Parma, il fallimento distrugge il grande patrimonio della società: il florido vivaio crociato non esiste più

Il Parma non ce l’ha fatta. Dopo un’annata a dir poco travagliata e purtroppo ricca di colpi di scena in senso negativo, la data del 22 giugno ha stroncato le speranze di tutti i tifosi crociati e sancito ufficialmente la non iscrizione del Parma al prossimo campionato di Serie B. Si avvera l’incubo di una piazza che è passata dal paradiso all’inferno nel giro di pochi mesi, dalla gioia per la qualificazione all’Europa League fino allo spettro del fallimento, poi realmente avvenuto. Il grande attaccamento alla maglia dei calciatori crociati – da capitan Lucarelli al giovane Mauri – e la passione ed i sacrifici di tutti i dipendenti, i quali hanno continuato a lavorare nonostante non ricevessero lo stipendio da mesi, avevano fatto sperare in un epilogo migliore. Purtroppo, così non è stato. Con il fallimento e la retrocessione tra i dilettanti si chiude un cerchio, ma attualmente il futuro vede più ombre che luci seppur le ultime notizie lascino presagire una ripartenza con basi solide. Sembra molto difficile pensare che nessuno rilevi una società come il Parma, ma al momento il club si ritrova senza denaro e senza alcun giocatore, in quanto tutti i tesserati sono automaticamente svincolati.

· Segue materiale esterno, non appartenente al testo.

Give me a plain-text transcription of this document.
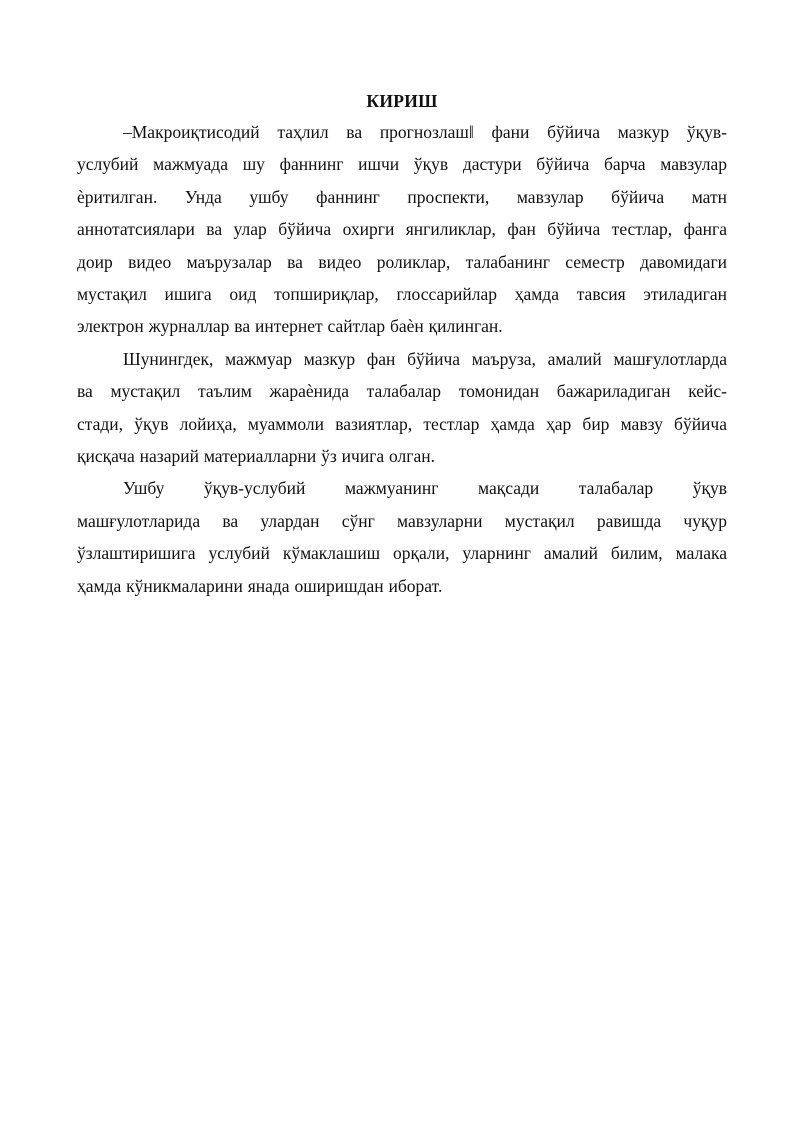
КИРИШ
‒Макроиқтисодий таҳлил ва прогнозлашǁ фани бўйича мазкур ўқув-
услубий мажмуада шу фаннинг ишчи ўқув дастури бўйича барча мавзулар
ѐритилган. Унда ушбу фаннинг проспекти, мавзулар бўйича матн
аннотатсиялари ва улар бўйича охирги янгиликлар, фан бўйича тестлар, фанга
доир видео маърузалар ва видео роликлар, талабанинг семестр давомидаги
мустақил ишига оид топшириқлар, глоссарийлар ҳамда тавсия этиладиган
электрон журналлар ва интернет сайтлар баѐн қилинган.
Шунингдек, мажмуар мазкур фан бўйича маъруза, амалий машғулотларда
ва мустақил таълим жараѐнида талабалар томонидан бажариладиган кейс-
стади, ўқув лойиҳа, муаммоли вазиятлар, тестлар ҳамда ҳар бир мавзу бўйича
қисқача назарий материалларни ўз ичига олган.
Ушбу ўқув-услубий мажмуанинг мақсади талабалар ўқув
машғулотларида ва улардан сўнг мавзуларни мустақил равишда чуқур
ўзлаштиришига услубий кўмаклашиш орқали, уларнинг амалий билим, малака
ҳамда кўникмаларини янада оширишдан иборат.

E’ proprio questo uno dei lati peggiori di ciò che sta accadendo al Parma. Al di là della retrocessione sul campo e della partenza a parametro zero di tutti i membri della Prima squadra, probabilmente la perdita ancora più grossa è rappresentata dalla totale rasa al suolo di tutto il settore giovanile. Chi vi scrive, pochi mesi fa ha assistito ad una partita della Primavera crociata al centro sportivo di Collecchio dove, insieme ai miei colleghi, abbiamo avuto la fortuna di parlare con mister Hernan Crespo ed il responsabile Francesco Palmieri, constatando quanto il Parma lavori in maniera ottimale con i ragazzi del proprio vivaio. Lo testimoniano ulteriormente i risultati, con la Primavera dello stesso Crespo ad un passo dai play-off, con gli Allievi eliminati proprio agli spareggi ed i Giovanissimi capaci di raggiungere – nel momento in cui scriviamo – la finale per l’assegnazione dello Scudetto di categoria. Tutto questo verrà spazzato via, a beneficio di altre società che non potranno far altro che approfittare della situazione per accaparrarsi i migliori prospetti del florido settore giovanile crociato. E di talenti ce ne sono in abbondanza: dai ben noti Josè Mauri ed Alberto Cerri, passando per il capitano Mirko Esposito, il centrocampista Jeremy Broh, il funambolico slovacco Lukas Haraslin ed il centravanti Lorenzo Mitta, soltanto guardando alla Primavera. Ancora più appetibili, probabilmente, saranno i giovani calciatori degli Allievi e dei Giovanissimi, come i vari Erlic, Pierini, Adorni, Adorante e Gyabuaa, quest’ultimo grande protagonista della fase finale del campionato. Un patrimonio disperso, delle gemme prodotte in casa che saranno costrette ad accasarsi altrove.

La giustizia ordinaria, come è lecito che sia, non fa sconti a nessuno: un fallimento è sempre un fallimento e di conseguenza il Parma dovrà ripartire da zero, dai campi polverosi del calcio dilettantistico dove si confronterà per la prima volta da tanti anni a questa parte contro piccole realtà di provincia. Guardando prettamente al lato sportivo, non ci sarà un solo appassionato di calcio in Italia che non abbia accolto con tristezza questa sentenza.